– Если так, то вы совершенно напрасно теряете время. Я отдаю должное вашей преданности точке, но нельзя же сводить к ней всю математику!
– У меня такого и в мыслях не было. Тем не менее, в реальности смысловая энергия числа проявляется лишь тогда, когда оно действительно символизирует точку, а не какую-либо иную вещь, связанную с обычным исчислением и с исторически сложившимся в связи с этим математическим аппаратом.
– Вы что же, собираетесь теперь излагать саму историю математики?

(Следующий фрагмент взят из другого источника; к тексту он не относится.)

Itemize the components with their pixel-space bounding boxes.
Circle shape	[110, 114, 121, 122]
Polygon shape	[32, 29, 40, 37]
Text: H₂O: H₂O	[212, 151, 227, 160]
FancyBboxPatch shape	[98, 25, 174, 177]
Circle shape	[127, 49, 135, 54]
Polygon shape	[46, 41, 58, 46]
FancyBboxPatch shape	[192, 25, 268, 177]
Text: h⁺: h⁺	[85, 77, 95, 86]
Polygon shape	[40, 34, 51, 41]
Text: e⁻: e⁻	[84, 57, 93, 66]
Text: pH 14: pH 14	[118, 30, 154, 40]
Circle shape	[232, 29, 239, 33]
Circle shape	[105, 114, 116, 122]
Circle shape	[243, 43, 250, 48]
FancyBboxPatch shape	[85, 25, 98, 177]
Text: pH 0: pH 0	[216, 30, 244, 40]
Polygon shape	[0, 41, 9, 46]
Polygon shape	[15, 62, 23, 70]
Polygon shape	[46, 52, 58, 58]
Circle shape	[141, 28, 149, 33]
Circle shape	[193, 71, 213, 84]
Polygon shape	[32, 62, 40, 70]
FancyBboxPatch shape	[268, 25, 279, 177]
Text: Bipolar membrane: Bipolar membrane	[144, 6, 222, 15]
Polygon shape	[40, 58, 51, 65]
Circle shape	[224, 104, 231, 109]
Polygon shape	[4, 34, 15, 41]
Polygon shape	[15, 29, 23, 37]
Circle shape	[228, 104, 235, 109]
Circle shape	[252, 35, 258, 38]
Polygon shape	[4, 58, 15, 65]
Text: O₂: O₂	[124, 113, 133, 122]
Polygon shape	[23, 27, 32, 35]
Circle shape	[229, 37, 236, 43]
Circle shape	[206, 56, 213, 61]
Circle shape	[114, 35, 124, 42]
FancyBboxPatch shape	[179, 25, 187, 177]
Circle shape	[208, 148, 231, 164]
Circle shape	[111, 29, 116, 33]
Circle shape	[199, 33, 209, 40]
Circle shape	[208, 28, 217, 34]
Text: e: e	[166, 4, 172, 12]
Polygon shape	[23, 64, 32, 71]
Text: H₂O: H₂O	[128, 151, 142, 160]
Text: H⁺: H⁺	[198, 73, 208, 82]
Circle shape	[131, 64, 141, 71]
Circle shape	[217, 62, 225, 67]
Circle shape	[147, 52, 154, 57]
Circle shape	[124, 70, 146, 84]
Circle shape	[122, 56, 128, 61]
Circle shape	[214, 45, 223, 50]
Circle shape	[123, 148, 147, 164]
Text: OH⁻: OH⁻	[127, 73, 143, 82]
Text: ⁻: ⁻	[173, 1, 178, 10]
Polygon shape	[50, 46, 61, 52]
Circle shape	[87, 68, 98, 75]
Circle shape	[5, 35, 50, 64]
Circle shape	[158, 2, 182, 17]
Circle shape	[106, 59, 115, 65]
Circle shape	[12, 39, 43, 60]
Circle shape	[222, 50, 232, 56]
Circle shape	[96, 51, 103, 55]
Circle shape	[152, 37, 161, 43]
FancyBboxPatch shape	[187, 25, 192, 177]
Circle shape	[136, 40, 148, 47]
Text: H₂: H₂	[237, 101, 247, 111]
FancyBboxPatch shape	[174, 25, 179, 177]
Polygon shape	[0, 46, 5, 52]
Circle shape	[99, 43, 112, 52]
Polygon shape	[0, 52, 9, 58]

– Нет, конечно. Но небольшой исторический экскурс нам с вами предпринять всё же придётся. Дело в том, что в окружающем человека мире, лишь только он начал осознавать себя в нём, невозможно было существовать, не сравнивая. Именно число позволяло превращать в конкретные количественные результаты жизненно важные для него абстрактные пары понятий: «много» – «мало», «больше» – «меньше». Поэтому нет ничего необычного в том, что от древнейших времён и до сегодняшнего дня простейшей и важнейшей операцией с числами остаётся сложение. Складывая, суммируя, человек опосредствует свойства аддитивности (прибавления), экстенсивности (расширения), которыми обладает мир вещей. Более того, сложение стало основой других операций с числами, и математические папирусы древних египтян являются прямым свидетельством того, как в процессе повторного сложения сумма складываемых чисел превращается в их произведение. Да и у отмеченного вами возведения натурального числа в степень, если разобраться, все та же основа. Впрочем, этот подход сохранился и в нынешней науке.
– Что ж, по-вашему, наука имеет дело лишь с натуральными числами?

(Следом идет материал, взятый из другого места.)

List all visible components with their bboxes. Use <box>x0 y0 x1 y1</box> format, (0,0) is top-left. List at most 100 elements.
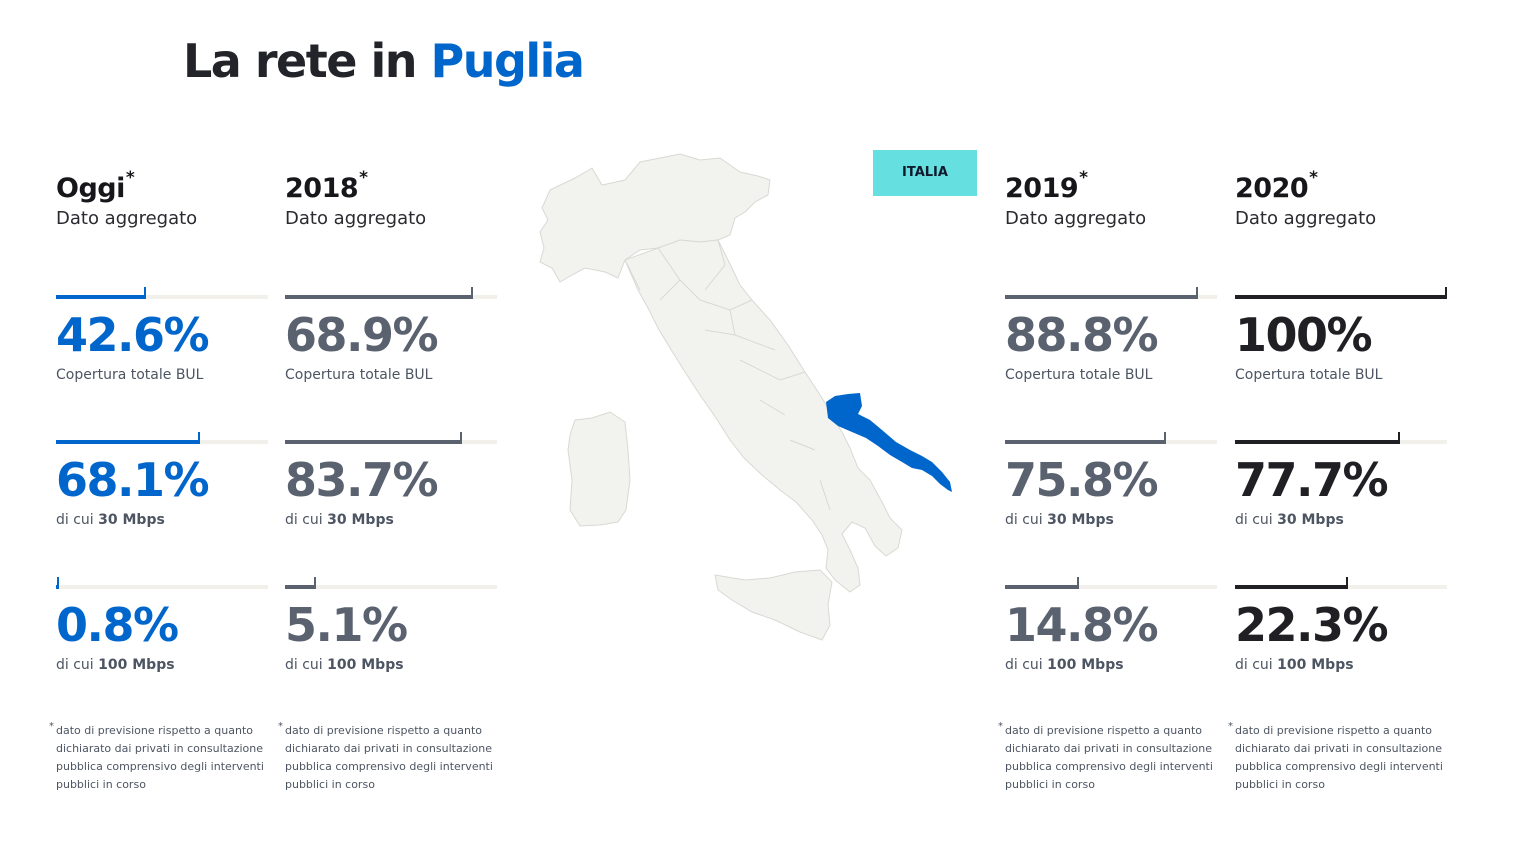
column-year: Oggi <box>56 173 125 204</box>
stat-label-text: di cui <box>1005 657 1048 673</box>
stat-label-text: di cui <box>1235 512 1278 528</box>
stat-label: di cui 30 Mbps <box>1005 512 1219 528</box>
north-italy-shape <box>539 153 771 283</box>
progress-bar <box>1005 577 1217 590</box>
stat-label: di cui 30 Mbps <box>1235 512 1449 528</box>
stat-label-text: di cui <box>56 512 99 528</box>
bar-fill <box>285 295 473 299</box>
column-header: 2018* Dato aggregato <box>285 168 499 232</box>
stat-value: 22.3% <box>1235 598 1389 652</box>
bar-fill <box>1005 585 1079 589</box>
bar-tick <box>1346 577 1348 589</box>
stat-100mbps: 22.3% di cui 100 Mbps <box>1235 577 1449 673</box>
column-year: 2020 <box>1235 173 1309 204</box>
column-header: 2020* Dato aggregato <box>1235 168 1449 232</box>
progress-bar <box>1235 287 1447 300</box>
stat-label-text: di cui <box>285 657 328 673</box>
stat-value: 83.7% <box>285 453 439 507</box>
bar-tick <box>471 287 473 299</box>
stat-label-bold: 30 Mbps <box>1047 512 1114 528</box>
stat-label-bold: 100 Mbps <box>1277 657 1354 673</box>
footnote: * dato di previsione rispetto a quanto di… <box>278 721 499 794</box>
column-header: 2019* Dato aggregato <box>1005 168 1219 232</box>
stat-total-bul: 100% Copertura totale BUL <box>1235 287 1449 383</box>
column-subtitle: Dato aggregato <box>56 208 198 229</box>
bar-tick <box>1164 432 1166 444</box>
stat-label-text: Copertura totale BUL <box>1005 367 1153 383</box>
stat-value: 100% <box>1235 308 1373 362</box>
stat-label: Copertura totale BUL <box>1235 367 1449 383</box>
stat-30mbps: 75.8% di cui 30 Mbps <box>1005 432 1219 528</box>
stat-label-bold: 100 Mbps <box>98 657 175 673</box>
footnote-text: dato di previsione rispetto a quanto dic… <box>1235 724 1443 791</box>
column-2019: 2019* Dato aggregato 88.8% Copertura tot… <box>998 168 1219 791</box>
stat-label-bold: 30 Mbps <box>327 512 394 528</box>
stat-value: 88.8% <box>1005 308 1159 362</box>
stat-value: 77.7% <box>1235 453 1389 507</box>
stat-label: di cui 30 Mbps <box>56 512 270 528</box>
stat-value: 68.1% <box>56 453 210 507</box>
stat-100mbps: 0.8% di cui 100 Mbps <box>56 577 270 673</box>
stat-value: 14.8% <box>1005 598 1159 652</box>
bar-fill <box>56 295 146 299</box>
footnote: * dato di previsione rispetto a quanto di… <box>1228 721 1449 794</box>
bar-fill <box>1005 440 1166 444</box>
italia-toggle-button[interactable]: ITALIA <box>873 150 977 196</box>
stat-30mbps: 83.7% di cui 30 Mbps <box>285 432 499 528</box>
stat-30mbps: 68.1% di cui 30 Mbps <box>56 432 270 528</box>
bar-fill <box>1235 440 1400 444</box>
italy-regions <box>539 153 903 641</box>
bar-tick <box>1077 577 1079 589</box>
stat-label-text: di cui <box>1235 657 1278 673</box>
stat-label: di cui 100 Mbps <box>285 657 499 673</box>
italy-map <box>539 153 952 641</box>
stat-value: 0.8% <box>56 598 179 652</box>
progress-bar <box>56 287 268 300</box>
column-year: 2019 <box>1005 173 1079 204</box>
asterisk: * <box>1309 168 1319 188</box>
bar-tick <box>1445 287 1447 299</box>
stat-label-bold: 100 Mbps <box>1047 657 1124 673</box>
column-subtitle: Dato aggregato <box>1235 208 1377 229</box>
bar-track <box>56 585 268 589</box>
bar-fill <box>1235 585 1348 589</box>
bar-tick <box>1196 287 1198 299</box>
stat-label: Copertura totale BUL <box>1005 367 1219 383</box>
stat-label-text: Copertura totale BUL <box>56 367 204 383</box>
footnote-asterisk: * <box>49 721 54 732</box>
title-prefix: La rete in <box>183 34 417 88</box>
stat-total-bul: 42.6% Copertura totale BUL <box>56 287 270 383</box>
column-header: Oggi* Dato aggregato <box>56 168 270 232</box>
stat-label-bold: 100 Mbps <box>327 657 404 673</box>
bar-fill <box>56 440 200 444</box>
sicily-shape <box>714 569 833 641</box>
progress-bar <box>1235 432 1447 445</box>
stat-total-bul: 88.8% Copertura totale BUL <box>1005 287 1219 383</box>
footnote-asterisk: * <box>998 721 1003 732</box>
stat-100mbps: 14.8% di cui 100 Mbps <box>1005 577 1219 673</box>
bar-tick <box>144 287 146 299</box>
region-border <box>624 239 831 511</box>
asterisk: * <box>359 168 369 188</box>
stat-label-text: Copertura totale BUL <box>285 367 433 383</box>
progress-bar <box>1005 287 1217 300</box>
column-subtitle: Dato aggregato <box>1005 208 1147 229</box>
progress-bar <box>285 577 497 590</box>
bar-tick <box>57 577 59 589</box>
footnote-asterisk: * <box>1228 721 1233 732</box>
bar-track <box>285 585 497 589</box>
stat-value: 68.9% <box>285 308 439 362</box>
column-2018: 2018* Dato aggregato 68.9% Copertura tot… <box>278 168 499 791</box>
bar-tick <box>460 432 462 444</box>
progress-bar <box>285 287 497 300</box>
column-subtitle: Dato aggregato <box>285 208 427 229</box>
stat-label-text: di cui <box>56 657 99 673</box>
sardinia-shape <box>567 411 631 527</box>
stat-100mbps: 5.1% di cui 100 Mbps <box>285 577 499 673</box>
stat-label-text: di cui <box>1005 512 1048 528</box>
progress-bar <box>56 432 268 445</box>
column-2020: 2020* Dato aggregato 100% Copertura tota… <box>1228 168 1449 791</box>
bar-fill <box>1235 295 1447 299</box>
stat-label: Copertura totale BUL <box>285 367 499 383</box>
footnote-text: dato di previsione rispetto a quanto dic… <box>1005 724 1213 791</box>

– Вовсе нет. Просто ничего, по существу, не изменилось с тех пор, как она стала уделять всё больше внимания уже не самим числам, а взаимосвязям количественных отношений – функциям. Нетрудно, по крайней мере, убедиться, что Ньютона вдохновляла на разработку безупречного во всех отношениях аппарата математического анализа всё та же неразлучная пара «больше» – «меньше»; я просто не стану тратить время на подтверждение этого соответствующими цитатами из введения к его трактату «О квадратуре кривых» (к нему я, кстати, уже обращался, хотя и по другому поводу, в своей статье об Эйнштейне).
– Правильно ли я вас поняла: вы намекаете на какую-то ущербность физики, поскольку она от Ньютона и до наших дней опирается именно на этот аппарат?
– Я бы не ставил вопрос столь радикально. Достаточно лишь констатации того, что вся классическая механика сводится, по сути, к познанию отношений между приращениями динамических переменных, хотя и предельно малыми. Да и при решениях уравнений потеснившей её своими радикальными постулатами квантовой механики взятие, скажем, интеграла означает всё то же суммирование. Нет никаких оснований сомневаться в необходимости и полезности использования всего этого замечательного арсенала – с его помощью человеческий разум добрался до самогó фундамента мира аддитивности. Однако, при всех своих достоинствах математический анализ не в состоянии помочь ему выйти к самим основаниям мироздания, и в лучшем случае разум просто пробуксовывает, а в худшем – начинает питаться иллюзиями, и, что особенно тревожно, искать опору в прямых заблуждениях.
– Вывод ваш настолько серьёзен, что я вообще не считаю себя вправе продолжать нашу беседу в таком направлении.